Eventually – next week or next month or whenever – the job losses will end as more workers will return to work, and employment will start to rise, but from abysmally low levels, and even after rising for a while, employment will still be abysmally low – just less abysmally low.

So the housing market – in terms of sales volume – has two separate things to deal with:

One, the issues around keeping buyers, sellers, brokers, and others safe. The industry is addressing these issues in multiple ways, and is harnessing technologies to overcome the issues, and there is progress, and more deals are happening.

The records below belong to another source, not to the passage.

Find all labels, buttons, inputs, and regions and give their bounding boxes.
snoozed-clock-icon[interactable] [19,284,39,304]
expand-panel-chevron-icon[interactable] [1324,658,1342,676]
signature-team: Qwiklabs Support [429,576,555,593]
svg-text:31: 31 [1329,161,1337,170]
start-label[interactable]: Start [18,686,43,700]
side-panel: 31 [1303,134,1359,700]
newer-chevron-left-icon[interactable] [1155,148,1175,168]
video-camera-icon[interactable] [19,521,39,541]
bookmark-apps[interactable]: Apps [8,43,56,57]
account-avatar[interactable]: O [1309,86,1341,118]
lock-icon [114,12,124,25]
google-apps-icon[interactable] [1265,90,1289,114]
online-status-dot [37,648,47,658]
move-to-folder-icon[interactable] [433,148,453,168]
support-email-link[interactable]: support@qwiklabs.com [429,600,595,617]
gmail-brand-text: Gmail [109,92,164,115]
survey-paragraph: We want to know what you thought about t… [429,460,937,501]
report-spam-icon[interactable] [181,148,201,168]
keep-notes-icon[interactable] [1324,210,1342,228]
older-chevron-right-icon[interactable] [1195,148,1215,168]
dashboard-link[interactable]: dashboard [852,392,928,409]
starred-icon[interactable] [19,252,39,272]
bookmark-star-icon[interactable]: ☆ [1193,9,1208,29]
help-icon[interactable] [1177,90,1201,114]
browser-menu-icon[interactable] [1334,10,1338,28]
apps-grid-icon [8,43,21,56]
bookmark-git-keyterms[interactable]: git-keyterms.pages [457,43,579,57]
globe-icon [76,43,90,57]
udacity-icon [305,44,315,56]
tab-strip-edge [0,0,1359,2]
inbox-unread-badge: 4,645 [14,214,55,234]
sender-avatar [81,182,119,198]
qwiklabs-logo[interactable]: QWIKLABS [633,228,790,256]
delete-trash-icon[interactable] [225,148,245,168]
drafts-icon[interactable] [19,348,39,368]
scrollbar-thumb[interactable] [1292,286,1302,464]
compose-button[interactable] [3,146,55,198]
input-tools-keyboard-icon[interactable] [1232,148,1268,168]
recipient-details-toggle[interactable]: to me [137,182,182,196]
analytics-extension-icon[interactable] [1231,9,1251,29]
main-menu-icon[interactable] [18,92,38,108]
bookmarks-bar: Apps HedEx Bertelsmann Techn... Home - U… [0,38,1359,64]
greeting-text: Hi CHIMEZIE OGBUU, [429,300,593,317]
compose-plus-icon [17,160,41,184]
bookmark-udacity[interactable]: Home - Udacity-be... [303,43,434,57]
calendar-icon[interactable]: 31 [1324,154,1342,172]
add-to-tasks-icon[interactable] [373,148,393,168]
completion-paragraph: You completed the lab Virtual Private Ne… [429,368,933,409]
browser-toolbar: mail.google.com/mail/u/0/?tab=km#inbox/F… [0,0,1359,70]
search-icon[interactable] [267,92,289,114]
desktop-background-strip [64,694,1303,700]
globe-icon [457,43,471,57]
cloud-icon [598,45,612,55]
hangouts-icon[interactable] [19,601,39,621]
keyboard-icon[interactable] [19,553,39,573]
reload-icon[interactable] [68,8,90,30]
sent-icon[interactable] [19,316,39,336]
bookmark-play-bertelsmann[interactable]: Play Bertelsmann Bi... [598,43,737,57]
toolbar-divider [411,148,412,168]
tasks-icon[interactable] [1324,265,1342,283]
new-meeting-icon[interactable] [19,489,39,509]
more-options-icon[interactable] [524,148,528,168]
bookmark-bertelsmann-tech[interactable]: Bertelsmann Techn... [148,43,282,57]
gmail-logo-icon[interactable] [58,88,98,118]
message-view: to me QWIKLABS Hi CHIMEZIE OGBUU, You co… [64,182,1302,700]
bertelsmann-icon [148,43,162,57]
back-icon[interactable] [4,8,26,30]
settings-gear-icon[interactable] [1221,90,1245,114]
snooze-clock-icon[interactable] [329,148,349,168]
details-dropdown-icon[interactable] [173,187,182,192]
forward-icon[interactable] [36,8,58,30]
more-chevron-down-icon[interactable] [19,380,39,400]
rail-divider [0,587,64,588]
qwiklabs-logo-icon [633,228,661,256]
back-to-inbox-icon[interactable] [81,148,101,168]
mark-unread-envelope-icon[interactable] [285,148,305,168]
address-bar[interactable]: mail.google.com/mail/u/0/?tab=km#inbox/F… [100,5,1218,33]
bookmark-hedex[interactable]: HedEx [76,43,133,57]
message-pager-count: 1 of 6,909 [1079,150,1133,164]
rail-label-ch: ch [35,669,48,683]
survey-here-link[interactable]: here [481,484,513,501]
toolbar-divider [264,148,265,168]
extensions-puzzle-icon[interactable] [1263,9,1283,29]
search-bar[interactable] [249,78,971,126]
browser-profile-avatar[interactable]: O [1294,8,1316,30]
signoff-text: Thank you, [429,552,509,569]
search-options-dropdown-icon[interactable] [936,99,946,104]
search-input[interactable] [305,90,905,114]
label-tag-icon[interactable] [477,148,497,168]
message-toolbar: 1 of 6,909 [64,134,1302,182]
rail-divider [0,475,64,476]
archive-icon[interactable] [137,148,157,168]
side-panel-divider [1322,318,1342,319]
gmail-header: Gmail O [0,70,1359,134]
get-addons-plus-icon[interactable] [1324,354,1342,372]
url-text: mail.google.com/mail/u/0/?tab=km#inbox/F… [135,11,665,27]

Two, the employment crisis that has already taken millions of potential buyers off the market. Even people who return to work after a stint on unemployment cannot instantly turn into homebuyers because it’s hard to get a mortgage, right after having been unemployed.

So volume will pick up some because the immediate issues of the pandemic are being dealt with successfully by the industry; but volume will not return to normal levels until employment has returned to normal levels – and having lost over 30 million jobs so far, this is just going to take a while.